Par exemple, les examinateurs d’empreintes digitales se sont révélés précis, mais pas infaillibles, comme on l’a prétendu historiquement. Leur taux d’erreur est d’environ une sur 400.
D’autres procédures de comparaison ont obtenu de moins bons résultats. Par exemple, malgré leurs qualifications formelles en dentisterie et leur expérience en médecine légale, les dentistes légistes ne peuvent pas associer de manière fiable une marque de morsure sur la peau humaine à des dents spécifiques. En effet, ils ne peuvent même pas déterminer si des marques sur la peau sont marques de morsures.

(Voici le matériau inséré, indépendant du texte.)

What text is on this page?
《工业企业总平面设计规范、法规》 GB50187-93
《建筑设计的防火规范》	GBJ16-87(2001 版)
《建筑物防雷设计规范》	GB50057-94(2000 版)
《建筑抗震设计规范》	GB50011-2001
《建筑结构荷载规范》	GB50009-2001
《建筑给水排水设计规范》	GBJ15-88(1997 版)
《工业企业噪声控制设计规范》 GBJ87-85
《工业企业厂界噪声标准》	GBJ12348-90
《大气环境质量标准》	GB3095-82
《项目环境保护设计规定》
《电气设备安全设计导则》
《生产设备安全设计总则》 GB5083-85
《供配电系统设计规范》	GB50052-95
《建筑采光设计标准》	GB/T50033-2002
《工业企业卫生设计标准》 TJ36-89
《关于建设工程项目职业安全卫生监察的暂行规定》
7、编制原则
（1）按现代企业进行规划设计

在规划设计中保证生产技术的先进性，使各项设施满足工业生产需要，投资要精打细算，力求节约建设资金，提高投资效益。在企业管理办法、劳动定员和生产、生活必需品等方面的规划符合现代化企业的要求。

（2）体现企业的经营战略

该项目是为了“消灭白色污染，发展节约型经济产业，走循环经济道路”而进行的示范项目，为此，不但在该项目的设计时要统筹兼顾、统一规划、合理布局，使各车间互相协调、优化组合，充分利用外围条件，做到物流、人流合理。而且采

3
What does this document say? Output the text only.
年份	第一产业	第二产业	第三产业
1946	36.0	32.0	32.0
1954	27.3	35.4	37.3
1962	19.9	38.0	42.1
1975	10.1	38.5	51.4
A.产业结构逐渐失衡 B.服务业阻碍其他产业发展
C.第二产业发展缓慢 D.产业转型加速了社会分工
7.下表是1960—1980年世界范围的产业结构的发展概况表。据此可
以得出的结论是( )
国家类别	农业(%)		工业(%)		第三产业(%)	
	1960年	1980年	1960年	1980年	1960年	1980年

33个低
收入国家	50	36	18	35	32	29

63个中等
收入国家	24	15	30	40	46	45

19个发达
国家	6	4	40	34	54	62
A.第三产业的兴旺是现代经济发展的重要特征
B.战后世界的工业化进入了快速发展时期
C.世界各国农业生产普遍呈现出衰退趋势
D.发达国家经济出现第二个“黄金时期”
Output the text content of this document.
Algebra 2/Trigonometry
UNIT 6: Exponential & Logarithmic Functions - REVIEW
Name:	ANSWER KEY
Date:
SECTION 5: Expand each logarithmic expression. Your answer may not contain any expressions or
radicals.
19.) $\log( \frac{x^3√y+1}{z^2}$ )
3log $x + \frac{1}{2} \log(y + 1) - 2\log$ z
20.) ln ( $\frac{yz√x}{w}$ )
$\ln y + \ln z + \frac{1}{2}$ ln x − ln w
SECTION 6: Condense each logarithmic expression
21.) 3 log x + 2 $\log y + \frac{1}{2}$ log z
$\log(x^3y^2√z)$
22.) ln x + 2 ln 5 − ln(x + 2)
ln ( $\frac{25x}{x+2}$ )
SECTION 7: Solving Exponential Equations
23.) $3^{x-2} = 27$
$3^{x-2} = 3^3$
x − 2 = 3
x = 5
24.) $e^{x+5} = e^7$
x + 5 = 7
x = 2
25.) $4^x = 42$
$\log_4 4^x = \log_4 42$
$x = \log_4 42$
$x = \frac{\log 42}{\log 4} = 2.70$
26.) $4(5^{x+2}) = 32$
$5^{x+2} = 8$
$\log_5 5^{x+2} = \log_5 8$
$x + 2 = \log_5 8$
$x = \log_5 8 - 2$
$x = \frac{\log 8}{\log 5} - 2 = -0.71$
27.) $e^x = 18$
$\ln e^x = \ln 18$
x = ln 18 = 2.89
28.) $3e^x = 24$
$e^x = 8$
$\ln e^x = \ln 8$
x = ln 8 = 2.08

Les tribunaux australiens ne disposent pas de règles, de procédures et de personnel capables de réglementer efficacement l'admission de ce type de preuves.
Les médecins légistes peuvent impliquer les accusés sans référence à des études de validation et sans mises en garde appropriées. Les tribunaux sont souvent à l’abri des taux d’erreurs et des critiques scientifiques. On ne tient guère compte du risque que les preuves soient biaisées par l'exposition des examinateurs à des informations impliquant le suspect et par les relations étroites qu'ils entretiennent avec les procureurs.
Les tribunaux australiens ont également ignoré les récents rapports scientifiques et les demandes universitaires selon lesquelles nous devions resserrer les règles régissant les preuves admises devant les tribunaux.
Les règles exigent que l'opinion d'experts repose en grande partie sur des « connaissances spécialisées », mais cela n'implique pas la fiabilité de ces connaissances.
Les tribunaux australiens ont tendance à s’appuyer sur des mandataires pour obtenir des connaissances spécialisées. Il peut s'agir de qualifications générales, de titres de poste, d'expérience, de comparutions antérieures devant le tribunal et de la plausibilité de l'interprétation de l'expert.
Personne au tribunal – ni les procureurs, ni les témoins experts, ni les juges de première instance et d’appel – ne répond aux questions essentielles : l’expert peut-il le faire ? Comment bien? Et comment le savons-nous ? En conséquence, la « science bidon » est systématiquement admise, conduisant à des injustices incurables et même à des condamnations injustifiées.
Les avocats de la défense sont également en faute. Les principaux défenseurs australiens sont rarement efficaces lorsqu'il s'agit de contre-interroger les médecins légistes sur la validité et l'exactitude de leurs opinions.
Le juriste américain John Henry Wigmore a déclaré que le contre-interrogatoire est « le plus grand moteur juridique jamais inventé pour la découverte de la vérité ». Mais cela échoue systématiquement, tout comme d’autres mécanismes contradictoires, tels que les témoins opposés et les instructions judiciaires.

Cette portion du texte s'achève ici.